Harvard’s last trip to Franklin Field, like countless other treks to Philadelphia the past two decades, resulted in another long, quiet bus ride back to Cambridge after the Crimson had been humbled once again by Penn.
“We didn’t do a great job limiting their run game, we were not able to dictate the line of scrimmage,” recalled Josh Boyd, the frustration of the 34-14 pounding on Nov. 13, 2010 still fresh for the senior linebacker.
“They made a lot of plays.”
The Crimson piled up 410 yards, but the Quakers countered with three interceptions in constructing a 27-0 cushion through three quarters.

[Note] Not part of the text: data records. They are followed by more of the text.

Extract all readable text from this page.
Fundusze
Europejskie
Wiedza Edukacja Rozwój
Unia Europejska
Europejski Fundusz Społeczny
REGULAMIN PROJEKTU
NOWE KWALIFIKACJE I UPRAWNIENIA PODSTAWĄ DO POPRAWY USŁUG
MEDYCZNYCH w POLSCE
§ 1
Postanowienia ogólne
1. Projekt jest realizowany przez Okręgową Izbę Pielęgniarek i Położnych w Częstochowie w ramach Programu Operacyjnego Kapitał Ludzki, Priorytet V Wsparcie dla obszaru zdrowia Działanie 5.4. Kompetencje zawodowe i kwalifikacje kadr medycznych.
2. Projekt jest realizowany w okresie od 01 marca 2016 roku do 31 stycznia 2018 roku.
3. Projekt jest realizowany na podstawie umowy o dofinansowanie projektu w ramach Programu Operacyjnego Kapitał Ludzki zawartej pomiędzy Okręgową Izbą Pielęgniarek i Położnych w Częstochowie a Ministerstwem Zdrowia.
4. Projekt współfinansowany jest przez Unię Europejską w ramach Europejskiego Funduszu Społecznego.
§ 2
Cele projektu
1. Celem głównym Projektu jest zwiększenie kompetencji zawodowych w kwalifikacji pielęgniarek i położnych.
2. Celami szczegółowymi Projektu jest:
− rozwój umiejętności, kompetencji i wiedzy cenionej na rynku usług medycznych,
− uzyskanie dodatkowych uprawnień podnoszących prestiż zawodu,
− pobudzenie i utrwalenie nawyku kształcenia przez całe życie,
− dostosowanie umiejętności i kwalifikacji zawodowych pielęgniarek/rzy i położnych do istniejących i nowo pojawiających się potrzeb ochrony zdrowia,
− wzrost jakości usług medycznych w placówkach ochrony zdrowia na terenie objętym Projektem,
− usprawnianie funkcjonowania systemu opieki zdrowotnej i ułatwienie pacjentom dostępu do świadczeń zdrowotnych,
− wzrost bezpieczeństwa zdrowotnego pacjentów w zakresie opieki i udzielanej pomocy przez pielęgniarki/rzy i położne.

Fabled Franklin Field has been unforgiving to many a foe: the Quakers have run up 23 unbeaten seasons at the oldest collegiate football stadium in the nation, at 117 years.
The Crimson have just two wins in their last 15 trips to Philly, though coach Tim Murphy emphasizes it’s “less atmosphere than Penn having a tremendous program and team, year in, year out.” Murphy did not register his first win at Penn until his 11th season, a Ryan Fitzpatrick-led 31-10 romp in 2004.
“Their body of work over the last two decades is pretty amazing,” Murphy said.
And ultimately, the annual Harvard-Penn matchup, traditionally played on the next-to-last Saturday of the 10-game slate, has had a direct impact on the Ivy League race.
Saturday will be no different. For the 11th time in the last 13 seasons, the Crimson (7-1, 4-1) and Quakers (4-4, 4-1) will battle for at least a share of the league crown.
Moments after the Quakers had rallied for a dramatic 28-21 win at Princeton last Saturday, Murphy said “once again, the road to the Ivy [title] goes through Penn.”
His counterpart, Al Bagnoli, said Harvard-Penn has “been a remarkably consistent event . . . and when both teams are having good years, it becomes more magnified.” The Quakers own eight Ivy titles in his 21-year stewardship. The Crimson have six under Murphy.
The latest chapter will play out on the line of scrimmage — specifically, how Penn senior quarterback Billy Ragone fares against a Harvard defensive front that leads the Football Championship Subdivision in rushing (43.4 yards per game) and sacks (5.1 per game).
The 6-foot-1-inch, 230-pound Boyd — who has racked up a team-leading 48 tackles thanks to the pressure off the edge from explosive sophomore Zach Hodges (9 sacks), power rushes from John Lyon (7.5) and Grant Sickle (4.5), and bursts up the middle from Jack Dittmer (3.5) and Nnamdi Obukwelu (3) — has a perfect view of their prowess from the second level.
“The way they attack and control the line of scrimmage, to see so many guys contribute, they have become dominant,” said Boyd.
Lyons said the unit “definitely rivals my freshman year, when we had Desmond Bryant (now with the Oakland Raiders) and Matt Curtis, but as far as productivity, this is probably the best group we have ever had,” he said, while saluting the phenomenal work of second-year line coach Michael Horan and every player having a clear understanding of their specific role.
“You put 62 [Lyons], 99 [Hodges], and 88 [Obukwelu] in the game at the same time, you can’t run away from all of them, three very tough, explosive athletes who play full tilt on every snap,” said Murphy.
“It’s a luxury few teams have, the driving force behind us being No. 1 in the nation in rushing [defense].”
Bagnoli realizes that establishing the run will very difficult, “but we are going to have to be balanced. We have to try to be careful to stay out of third-and-longs. When they get ahead of you, you become very predictable . . . It’s a great challenge for us.”
Said Murphy of the lefthanded Ragone, “Whether it is with his feet or his arm, you have to account for him on every down, and he can change the game about as fast as any athlete in our league.”